Exquisite Corpse, Kerry Tribe’s beautifully constructed and quietly affecting sojourn down and around the L.A. River, devotes precisely 51 minutes to traversing the waterway’s 51 miles. This sublime film embraces any number of additional symmetries—picturesque landmark and garbage dump, abandoned infrastructure and Angeleno exercise area, freeway neighbor and loner’s retreat—on its way along Los Angeles’ most underappreciated landmark.
On view at The Anderson Collection at Stanford University, May 16—July 29, Exquisite Corpse is accompanied by Tribe’s 2017 film Standardized Patient. The Anderson will also host an outdoor screening of Exquisite Corpse on May 28 at 8pm, with the artist in attendance.
Exquisite Corpse is that rare piece that works brilliantly as both an immersive full-length film and as a short or long gallery dip. The big screen is the best way to appreciate Tribe’s photographer’s eye, while the installation experience brings out the newspaper-feature quality of various vignettes and characters—an ecologist, an urban farmer, a trailer-park resident (and his young daughter), an admirer of a long-dead hobo graffiti artist—that Tribe gracefully strings into a wending urban tale.
In sync with the filmmaker’s approach, the title evokes the Surrealist game of creating a text out of the random contributions of different people.
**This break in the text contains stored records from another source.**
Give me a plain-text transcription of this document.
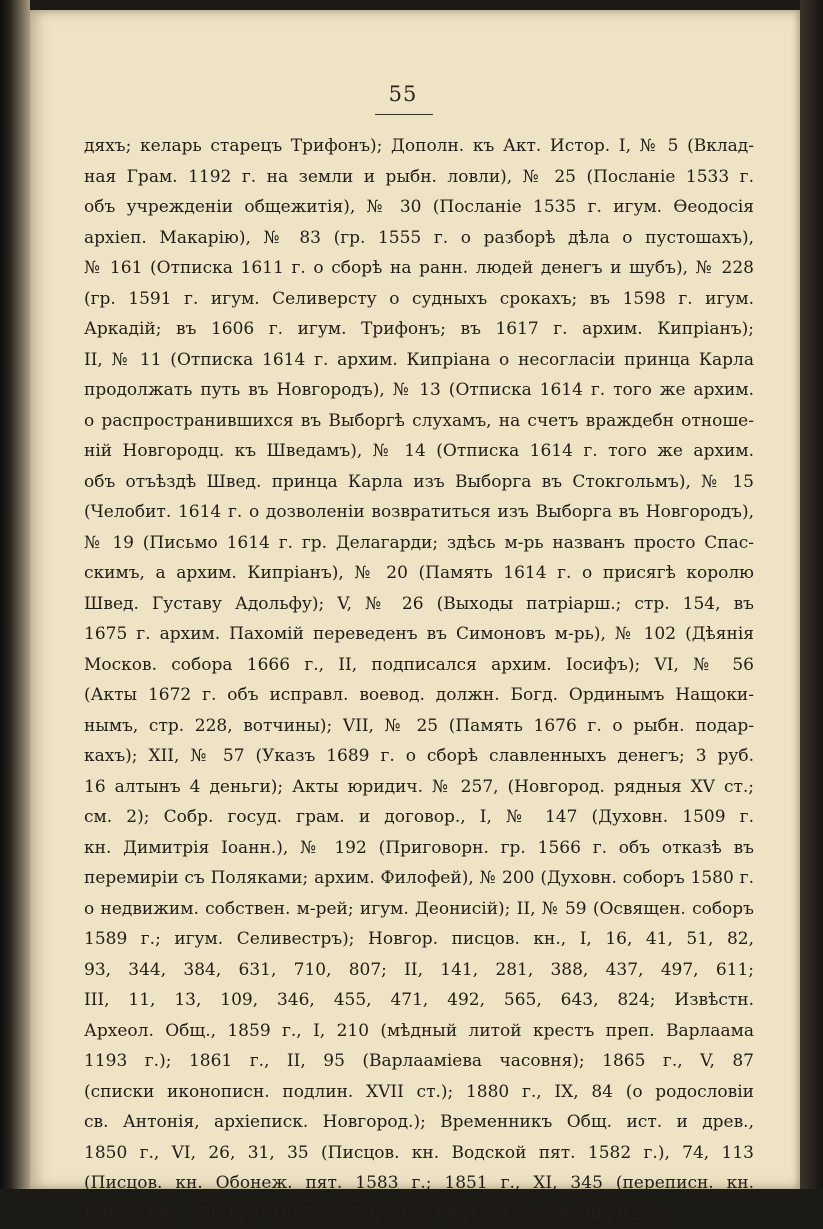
55
дяхъ; келарь старецъ Трифонъ); Дополн. къ Акт. Истор. I, № 5 (Вклад-
ная Грам. 1192 г. на земли и рыбн. ловли), № 25 (Посланіе 1533 г.
объ учрежденіи общежитія), № 30 (Посланіе 1535 г. игум. Өеодосія
архіеп. Макарію), № 83 (гр. 1555 г. о разборѣ дѣла о пустошахъ),
№ 161 (Отписка 1611 г. о сборѣ на ранн. людей денегъ и шубъ), № 228
(гр. 1591 г. игум. Селиверсту о судныхъ срокахъ; въ 1598 г. игум.
Аркадій; въ 1606 г. игум. Трифонъ; въ 1617 г. архим. Кипріанъ);
II, № 11 (Отписка 1614 г. архим. Кипріана о несогласіи принца Карла
продолжать путь въ Новгородъ), № 13 (Отписка 1614 г. того же архим.
о распространившихся въ Выборгѣ слухамъ, на счетъ враждебн отноше-
ній Новгородц. къ Шведамъ), № 14 (Отписка 1614 г. того же архим.
объ отъѣздѣ Швед. принца Карла изъ Выборга въ Стокгольмъ), № 15
(Челобит. 1614 г. о дозволеніи возвратиться изъ Выборга въ Новгородъ),
№ 19 (Письмо 1614 г. гр. Делагарди; здѣсь м-рь названъ просто Спас-
скимъ, а архим. Кипріанъ), № 20 (Память 1614 г. о присягѣ королю
Швед. Густаву Адольфу); V, № 26 (Выходы патріарш.; стр. 154, въ
1675 г. архим. Пахомій переведенъ въ Симоновъ м-рь), № 102 (Дѣянія
Москов. собора 1666 г., II, подписался архим. Іосифъ); VI, № 56
(Акты 1672 г. объ исправл. воевод. должн. Богд. Ординымъ Нащоки-
нымъ, стр. 228, вотчины); VII, № 25 (Память 1676 г. о рыбн. подар-
кахъ); XII, № 57 (Указъ 1689 г. о сборѣ славленныхъ денегъ; 3 руб.
16 алтынъ 4 деньги); Акты юридич. № 257, (Новгород. рядныя XV ст.;
см. 2); Собр. госуд. грам. и договор., I, № 147 (Духовн. 1509 г.
кн. Димитрія Іоанн.), № 192 (Приговорн. гр. 1566 г. объ отказѣ въ
перемиріи съ Поляками; архим. Филофей), № 200 (Духовн. соборъ 1580 г.
о недвижим. собствен. м-рей; игум. Деонисій); II, № 59 (Освящен. соборъ
1589 г.; игум. Селивестръ); Новгор. писцов. кн., I, 16, 41, 51, 82,
93, 344, 384, 631, 710, 807; II, 141, 281, 388, 437, 497, 611;
III, 11, 13, 109, 346, 455, 471, 492, 565, 643, 824; Извѣстн.
Археол. Общ., 1859 г., I, 210 (мѣдный литой крестъ преп. Варлаама
1193 г.); 1861 г., II, 95 (Варлаамiева часовня); 1865 г., V, 87
(списки иконописн. подлин. XVII ст.); 1880 г., IX, 84 (о родословіи
св. Антонія, архіеписк. Новгород.); Временникъ Общ. ист. и древ.,
1850 г., VI, 26, 31, 35 (Писцов. кн. Водской пят. 1582 г.), 74, 113
(Писцов. кн. Обонеж. пят. 1583 г.; 1851 г., XI, 345 (переписн. кн.
Вотск. пят. 1500 г.); 1853 г., XVI, Иное сказ. о Самозванц., 82 (въ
It’s also a pretty fair description of the lengthy concrete corridor bisecting the Southern California landscape that hardly ever carries more than a couple inches of water (let alone serves to provide protection against flooding) in the 21st century.
A thinking- (and feeling-)person’s travelogue, Exquisite Corpse is observational rather than critical, and evocative rather than activist. Tribe showers the viewer with a steady stream of pleasures, from sublime urban snapshots to snippets of slice-of-life interviews, that coalesce into a contemplation of the resilience and creativity of people surviving in the middle of a megalopolis.